Ask the expert: online learning vs classroom learning | MSU Today


Christine greenhow, associate professor of educational technology in the College of Education, and 2018 recipient of the MSU Teacher-Scholar Award, answers questions about online and classroom learning during our second school year in the face of the pandemic.

What does the new K-12 school year look like in terms of online or in-person communication?

The return to a “new, relatively normal”The school year is anything but. As educators, parents and students, we have the opportunity to rethink what education can and should be like.

With the delta variant of COVID-19 peaking cases and hospitalizations across the United States, concerns over mask warrants, vaccination status, breakthrough infections and the growing vulnerability of children under 12 who do not have the opportunity to get vaccinated, all of this causes uncertainty as schools resume. Already, schools in some states have temporarily closed. Many offer in-person and online learning options, and families are register. We have the opportunity to be smarter in the way we educate, incorporating what we have learned from a year of distance teaching and learning.

What are the new opportunities and challenges of online learning?

After running to reduce barriers to online teaching and learning since the spring of 2020, K-12 education is expected to continue pushing for expanded technology infrastructure, teacher development, and student development. virtual learning options to improve long-term education. For learners who prefer or cannot attend school in person for various reasons, the continuous option of virtual learning, with trained teachers and supported families, is an opportunity for continuous improvement.. In addition, the rise of teleworking is here to stay; with e-learning we have the opportunity to prepare students for their future jobs.

The challenges are that students need high-quality, multiple interactions with teachers, peers, and subjects when in-person classes move online, which requires an overhaul of teaching. We know from research that pedagogy is important. Educators can’t just scan the textbook, record the lesson, upload it, and expect the same or better learning.
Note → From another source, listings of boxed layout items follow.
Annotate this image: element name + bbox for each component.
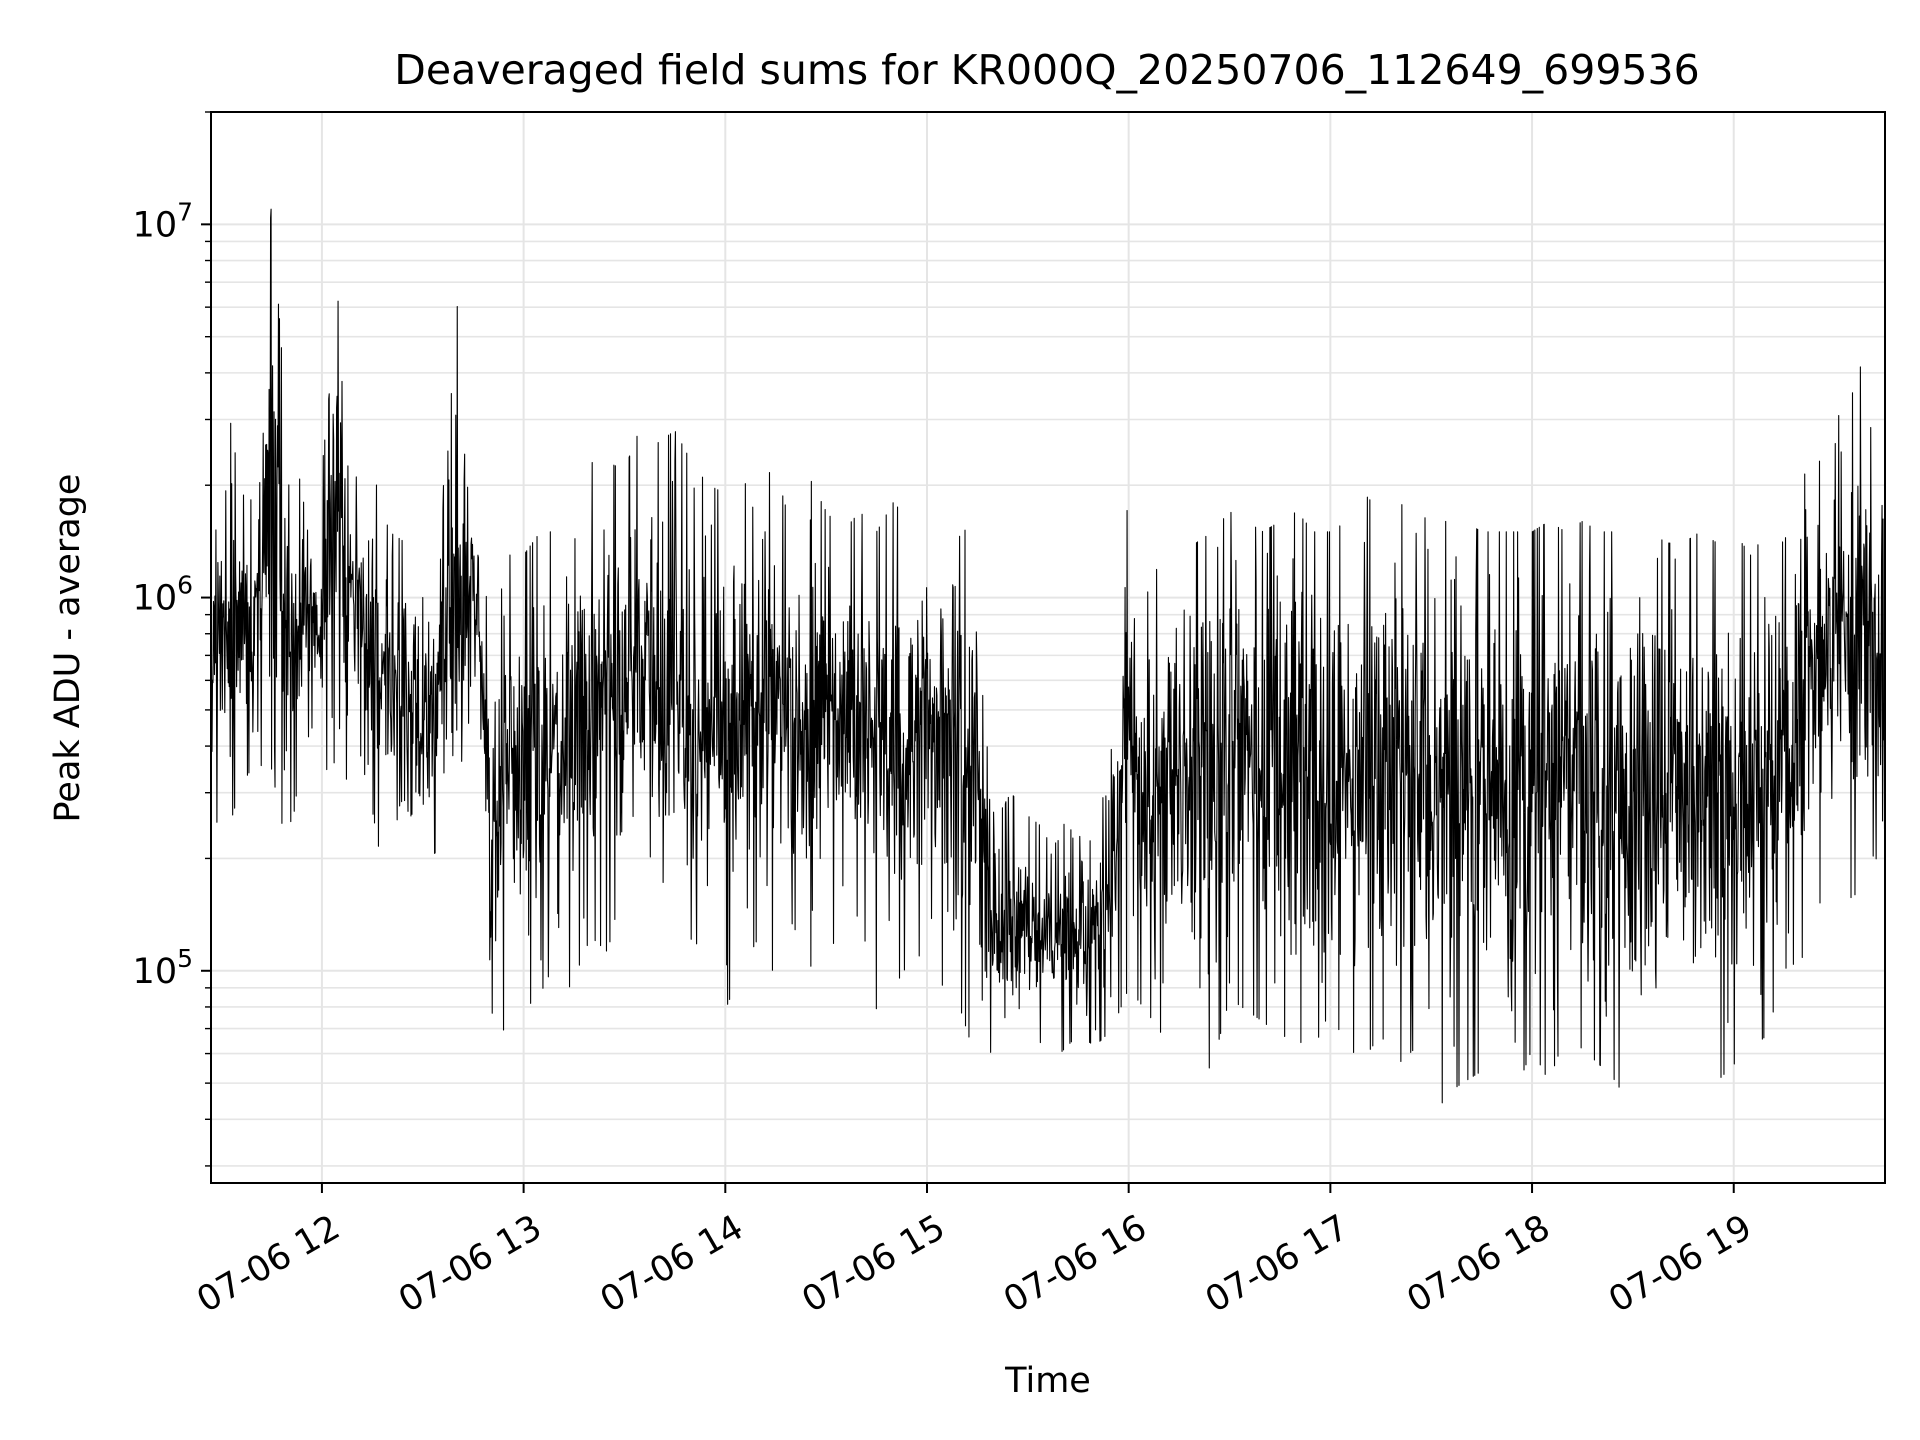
x-axis-label: Time <box>1004 1361 1091 1401</box>
data-series-line <box>210 208 1886 1104</box>
y-axis: 105 106 107 <box>133 111 211 1167</box>
y-axis-label: Peak ADU - average <box>48 474 88 823</box>
y-tick-label: 105 <box>133 944 193 992</box>
y-tick-label: 106 <box>133 571 193 619</box>
series-line <box>210 208 1886 1104</box>
y-tick-label: 107 <box>133 197 193 245</box>
plot-frame <box>210 111 1886 1184</box>
chart-title: Deaveraged field sums for KR000Q_2025070… <box>394 46 1699 94</box>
Teachers need to distill their key goals and take advantage of technological features to achieve them. Well used – online chat, discussion forums, replayable video lessons, online meetings, etc. But educators, students and their families will need continued investment in advice and supports.

Have we, as a country, closed the Internet access gap in urban / rural neighborhoods?

According to the National Internet Access Surveys, we have made progress in rural areas with more broadband at home and greater use of mobile technology, but not as much change in urban and suburban areas, and the gaps between rural, suburban and urban areas persist.

To bring students and teachers online, schools have provided tablets, laptops, mobile Wi-Fi hotspots and other resources, but inequalities persist, which in turn predicted persistent gaps in the quality of students’ online and offline learning experiences.

What have we learned from two years of distance learning?


We learned that
connection and community are the key. At the start of the pandemic, K-12 online education included few synchronous ‘live’ interactions between teachers and students as teachers put materials online and quickly rethink approaches, but over time, the level of interaction increased to promote student engagement.t.

We also learned that building community through technology is so important. In the absence of school-based training, for example, teachers turned to teachers on social media for answers to their questions. We have learned that ssocial media platforms can play an important role in the learning.

Now that the majority of teachers have incorporated some form of distance learning, we should take advantage of the pedagogical benefits that distance learning has revealed, while reducing costs.

What do we know about the learning loss during these two years?

This question is difficult to answer. Indeed, some teachers and students wonder: Loss of what? Loss for whom? Who wins now? These are questions because their online schooling experience has resulted in gains of all kinds. We have the chance to think how we typically taught, assessed and held students accountable for their learning, and rethinking who loses and who wins from returning to the past.

How can teachers better use social media in education?

Before the pandemic, teachers had a lot of flexibility in how much and whether to teach online and personalize students’ digital learning. Students have largely pursued their interests and opportunities outside of school on social media through YouTube, Instagram, Snapchat, Twitter and other platforms.

But the pandemic has forced American teachers and students into some form of online teaching and learning. The teachers themselves have researched personal and professional digital learning networks on social media to meet their needs, especially to learn from other teachers outside their district who had more experience teaching online.

Seeing the value of social media for their own just-in-time learning and strengthening their community can pave the way for the use of social media in their teaching. Teachers can use social media to stay in touch with their students and help students stay in touch with each other. Teachers can use social media to teach students about citizenship and how to critically participate in civic conversations.

In short, we shouldn’t be thinking of ‘online learning versus classroom learning’ – like either one – but how to combine them, in the best possible way, to meet students, families and educators where they are now.